Dívidas da habitação são questão social

Especialista alerta para necessidade de definir casos de «entrega da casa» aos bancos

Lisboa, 16 mai 2012 (Ecclesia) – O sistema jurídico português tem de encontrar uma solução para a “questão social” criada pelo “reiterado incumprimento” de centenas de milhares de famílias dos “contratos de mútuo para aquisição de habitação”, defende o advogado António do Espírito Santo.

Em texto publicado na mais recente edição do Semanário Agência ECCLESIA, o especialista sublinha que a resolução “premente” destes casos “necessariamente terá de ser encontrada no respeito do sistema jurídico”, alertando para os riscos inerentes à ideia de que “uma casa vale a dívida” na generalidade dos casos.

O professor auxiliar do ISCTE-Instituto Universitário de Lisboa (ISCTE-IUL) sublinha que esta situação se aplica unicamente aos casos “hipoteca para aquisição de habitação própria e permanente”, com “a aceitação do credor expressa em acordo, ou tácita mediante a admissão do valor da venda judicial e, por maioria de razão, quando o credor adquire o imóvel”.

Neste contexto é referida a sentença de um juiz do tribunal de Portalegre, o qual decidiu que em caso de incumprimento, a entrega de casa ao banco liquida todo o empréstimo em dívida.

António do Espírito Santo fala numa decisão “controversa e douta”, que “faz um correto enquadramento jurídico, separando o trigo do joio, pelo que é abusivo fazer-se da sentença extrapolações e interpretações extensivas que o seu texto não consente”.

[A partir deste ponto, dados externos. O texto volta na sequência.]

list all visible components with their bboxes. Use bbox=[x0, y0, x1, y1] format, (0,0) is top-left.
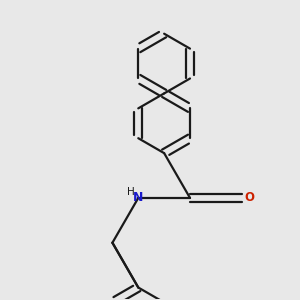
Text: O: O bbox=[244, 191, 254, 204]
Text: H: H bbox=[127, 187, 134, 197]
Text: N: N bbox=[133, 191, 143, 204]
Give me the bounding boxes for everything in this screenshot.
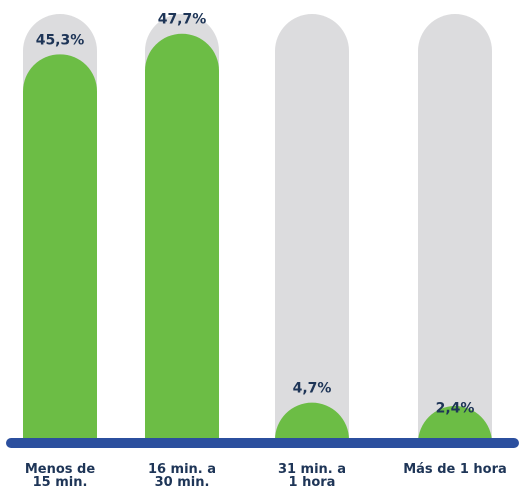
category-label-3-line-1: 31 min. a: [278, 462, 346, 477]
category-label-2-line-2: 30 min.: [155, 475, 210, 490]
bar-1: [23, 54, 97, 444]
bar-3: [275, 402, 349, 443]
category-label-1: Menos de 15 min.: [25, 462, 96, 490]
category-label-2: 16 min. a 30 min.: [148, 462, 216, 490]
value-label-3: 4,7%: [293, 381, 332, 397]
category-label-1-line-1: Menos de: [25, 462, 96, 477]
value-label-2: 47,7%: [158, 12, 207, 28]
value-label-1: 45,3%: [36, 32, 85, 48]
category-label-2-line-1: 16 min. a: [148, 462, 216, 477]
bar-4: [418, 406, 492, 443]
category-label-3-line-2: 1 hora: [289, 475, 336, 490]
bar-track-4: [418, 14, 492, 443]
bar-2: [145, 33, 219, 443]
category-label-4: Más de 1 hora: [403, 462, 507, 477]
category-label-4-line-1: Más de 1 hora: [403, 462, 507, 477]
value-label-4: 2,4%: [436, 400, 475, 416]
category-label-1-line-2: 15 min.: [33, 475, 88, 490]
baseline-axis: [6, 438, 519, 448]
bar-track-3: [275, 14, 349, 443]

O autor lembra os efeitos da crise económica e as situações de quebra de rendimentos e desemprego que afetam cada vez mais portugueses, recordando que o artigo 65.º da Constituição da República Portuguesa diz que “todos têm direito, para si e para sua família a uma habitação condigna”.

“Se os beneficiários do empréstimo virem a sua habitação própria e permanente ser vendida em processo executivo, ficando sem ela e, em função da quebra de valores não tendo outros bens, o sistema jurídico cria uma situação em que, sem culpa dos devedores, estes poderão ver ainda penhorados os seus vencimentos e reformas até um terço pela entidade emprestadora”, observa, afirmando que esta situação “inviabiliza o direito constitucional à habitação e viola, por isso, um princípio de ordem pública” do ordenamento jurídico.

O docente do ISCTE-IUL destaca, por outro lado, que se no Código da Insolvência e da Recuperação de Empresa se contempla a hipótese de “um arrendamento alternativo, depois da venda do imóvel de habitação própria por preço inferior à hipoteca”, situação paralela “terá de suceder nas vendas judiciais em que o credor seja adquirente não podendo deixar o devedor sem hipóteses económicas de arrendar casa alternativa”.

No futuro, acrescenta, “para além do alargamento do prazo dos empréstimos, muitos deles já no prazo máximo, admite-se como justificável dar a preferência de arrendamento dentro dos valores de mercado aos devedores hipotecários em mora ou incumprimento”.